I’m currently transcribing Capel St Mary and a baptism on 3 November 1731 for a baby named Mary Capel:
Mary Capel, an infant who was found under the Overseers window at about two a clock in the morning & whose parents are unknown.
Then another note, in the same handwriting, follows:
This infant was afterward found out to be the Daughter of Elizabeth wife of Aaron Dunstal of Brightlandsea in Essex.
This raises so many questions. Why did the mother abandon her baby, and why in Capel St Mary, which is nearly 20 miles away from Brightlingsea? The wording could suggest that Mary wasn’t Aaron’s daughter, which would explain why she was abandoned. The couple had four children baptised in Brightlingsea between 1721 and 1729, then Aaron was died in 1743. Or could Elizabeth have been struggling with post-natal depression, and had abandoned her baby miles from home while her mind was fogged?

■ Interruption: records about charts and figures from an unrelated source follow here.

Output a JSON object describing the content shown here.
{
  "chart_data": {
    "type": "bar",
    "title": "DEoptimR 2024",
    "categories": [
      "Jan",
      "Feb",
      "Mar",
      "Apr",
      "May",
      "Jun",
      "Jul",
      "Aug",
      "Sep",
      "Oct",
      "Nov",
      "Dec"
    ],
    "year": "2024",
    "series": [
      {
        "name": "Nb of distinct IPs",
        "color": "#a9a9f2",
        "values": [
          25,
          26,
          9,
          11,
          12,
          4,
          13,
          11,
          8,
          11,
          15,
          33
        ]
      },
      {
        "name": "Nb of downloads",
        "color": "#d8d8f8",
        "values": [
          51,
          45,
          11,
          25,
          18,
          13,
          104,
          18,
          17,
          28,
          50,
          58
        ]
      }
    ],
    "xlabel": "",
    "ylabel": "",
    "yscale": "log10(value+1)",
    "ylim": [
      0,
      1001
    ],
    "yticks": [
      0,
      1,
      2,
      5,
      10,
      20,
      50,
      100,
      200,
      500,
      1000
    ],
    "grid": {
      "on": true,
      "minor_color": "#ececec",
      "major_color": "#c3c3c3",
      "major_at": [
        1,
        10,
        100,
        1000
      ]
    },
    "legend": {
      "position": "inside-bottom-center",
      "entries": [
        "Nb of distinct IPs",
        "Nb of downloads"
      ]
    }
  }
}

And who worked out that Elizabeth Dunstall was her mother? Did Elizabeth have second thoughts and return to Capel to claim her baby? Or had someone given her a lift on their cart, and after hearing about a baby being left in Capel, later realised they’d dropped Elizabeth off with her child, where she was planning to leave her newborn?
Elizabeth is in my family tree, strangely enough, but only as a very distant relative by marriage. I wonder if she had any family in Capel St Mary? She must’ve known the village in order to have left the baby “under the Overseers window” – the Overseer of the Poor would know what to do in order to care for an abandoned child. A sad story all round, really, but an insight into life in England two hundred years ago.
(Strictly speaking, Capel is Capel St Mary, to differentiate it from Capel St Andrew near Woodbridge. But when I was growing up just outside Colchester, it was referred to as Capel, and I was surprised when I realised there were actually two Capels!).